If you’re like me, you instinctively reach for your bank card and it’s not your first instinct to carry cash. However in this market, it’s time to de-stress your finances!

With the turmoil in the global economy it’s understandable that people are worried about their money. MP Dunleavey explores some of the ways you can get a grip on your financial emotions and de-stress a bit — and she interviewed me. There are 3 steps, but I want you to read her entire article HERE so I just posted Step 2. Oooh, and guess which goddess she mentions halfway through the article? ;-D And check out Lakshmi, Goddess of Riches…

THREE STEPS BACK to the SANITY OF CASH by MP Dunleavey

The second step is switching to a cash-based mindset. That doesn’t mean giving up all forms of plastic. It means learning to think and spend based on how much money you actually have.

That’s how your grandma did it, and my grandma, and anyone’s grandma who lived back in the 1930s, ’40s or ’50s — before you could borrow yourself into oblivion. Grandma (and Grandpa) somehow managed to furnish a house, raise and feed a family, procure a car and save for emergencies — all with cash. Why? Because credit as we know it today did not exist. Actual credit cards became common in the 1970s. When you bought something, you paid for it and then got the item, not the reverse.

What was it like, living on cash — and why is it so powerful that it can turn your financial life around, even now? Some of the Women in Red have been living in a cash-only world to get their financial lives on track. Nancy Munro, a consultant in West Palm Beach, Fla., said she often thinks about her paternal grandmother, who died at age 100 in 2006, with $250,000 in savings.

“Her secret? She made do, or did without things, all her life, knowing that the responsibility for taking care of herself rested with no one but her,” Munro said in an e-mail. Munro says that she and her husband are “still taking the grandparent mindset and applying it.” They have no mortgage, no car loans, no personal debt. They save their spare change, rarely eat out, comparison shop for everything, make automatic transfers to savings — “and no holiday buying on plastic!”

Alas, “living within your means” is just a giant personal finance cliché at this point. People have lost track of what it signifies. LWYM has come to mean that you’re fine if you spend every dime you make. If you have to use plastic to cover a few gaps here and there — your vacation, the holidays, some groceries — that still counts as “living within your means” because you eventually pay it all back. Probably.

So let’s rename “living within your means” for the modern era. We’ll call it “real-income living.” It means, obviously, making the hard choices necessary to live and save on what you earn. So it’s really about spending a small portion of your income to live, and saving a large chunk of it — for emergencies big and small, for the unexpected and for a warm, cozy, secure and happy future.

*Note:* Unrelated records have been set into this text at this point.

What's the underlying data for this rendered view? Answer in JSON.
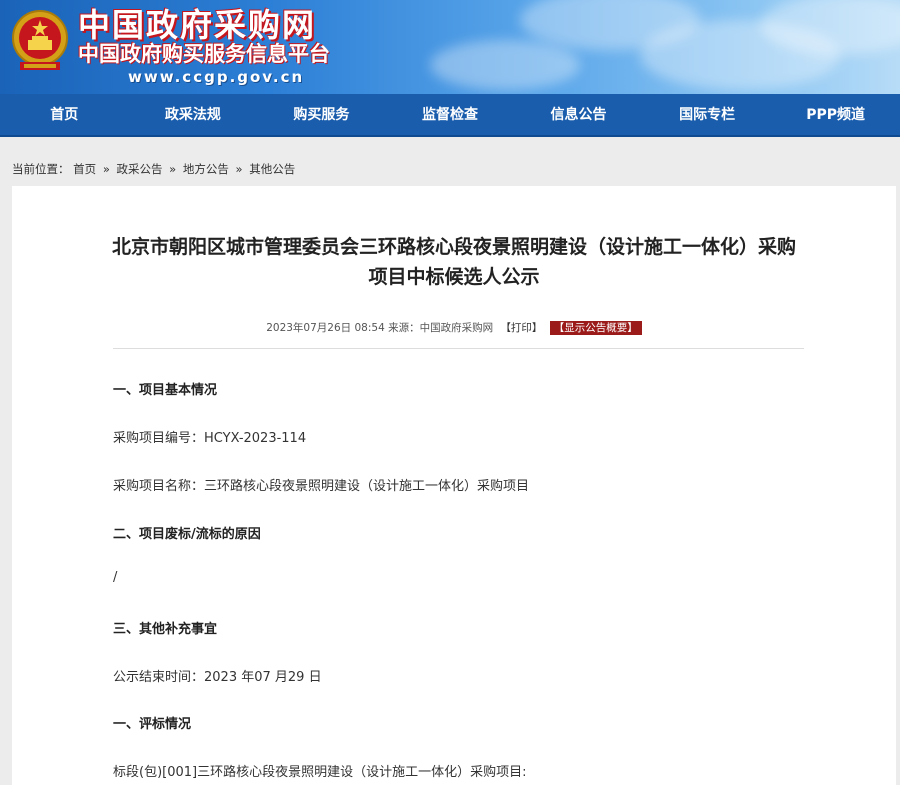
{
  "header": {
    "site_name": "中国政府采购网",
    "site_subtitle": "中国政府购买服务信息平台",
    "site_url": "www.ccgp.gov.cn"
  },
  "nav": {
    "items": [
      {
        "label": "首页"
      },
      {
        "label": "政采法规"
      },
      {
        "label": "购买服务"
      },
      {
        "label": "监督检查"
      },
      {
        "label": "信息公告"
      },
      {
        "label": "国际专栏"
      },
      {
        "label": "PPP频道"
      }
    ]
  },
  "breadcrumb": {
    "prefix": "当前位置：",
    "items": [
      "首页",
      "政采公告",
      "地方公告",
      "其他公告"
    ],
    "separator": "»"
  },
  "article": {
    "title_line1": "北京市朝阳区城市管理委员会三环路核心段夜景照明建设（设计施工一体化）采购",
    "title_line2": "项目中标候选人公示",
    "meta_text": "2023年07月26日 08:54 来源：中国政府采购网",
    "print_label": "【打印】",
    "summary_label": "【显示公告概要】",
    "lines": [
      {
        "text": "一、项目基本情况",
        "heading": true
      },
      {
        "text": "采购项目编号：HCYX-2023-114",
        "heading": false
      },
      {
        "text": "采购项目名称：三环路核心段夜景照明建设（设计施工一体化）采购项目",
        "heading": false
      },
      {
        "text": "二、项目废标/流标的原因",
        "heading": true
      },
      {
        "text": "/",
        "heading": false
      },
      {
        "text": "三、其他补充事宜",
        "heading": true
      },
      {
        "text": "公示结束时间：2023 年07 月29 日",
        "heading": false
      },
      {
        "text": "一、评标情况",
        "heading": true
      },
      {
        "text": "标段(包)[001]三环路核心段夜景照明建设（设计施工一体化）采购项目:",
        "heading": false
      }
    ]
  },
  "colors": {
    "nav_bg": "#1a5dad",
    "summary_badge": "#9b1b1b",
    "banner_red": "#c4161c"
  }
}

Real-income living involves thinking differently and spending differently, talking to your friends differently — and driving right past Ikea without blinking.

It means making do with what you have. ABIOLA ABRAMS, a host on the television network BET (and novelist), said for her it was about putting an end to the disposable lifestyle. Recently, she says, she wanted new boots. “Then I went into my closet and found a pair of terrific boots from last year that I was going to get rid of because the soles were worn.”

In the spirit of the new frugality that’s trickling down to so many of us, Abrams had her boots repaired.

That’s real-income living. Cash is finite. If you buy stuff you don’t really need (or stuff you think you need because you didn’t stop to think), you end up putting what you do need on a plastic noose called a credit card. You don’t have to aspire to Depression-era frugality, as several readers have warned me. Those were desperate times, when some people starved to death and many struggled for survival.

“Gram made nearly every piece of clothing the family wore,” writes Megan Williams, a Women in Red reader who recalls her grandparents’ fortitude with a mix of admiration and skepticism. “During the Depression, my Grandfather’s underwear (yes, underwear!) was made from chicken feed sacks.”

You’re not going to turn Tupperware containers into shoes. And I’m not suggesting you grow a bailout garden and can green beans (unless you’re so inclined). As scary a time as this is, we as a country are unbelievably wealthy compared to those who survived the 1930s. But we all need to come down to earth, to a more solid and sensible way of living, with cash as the anchor.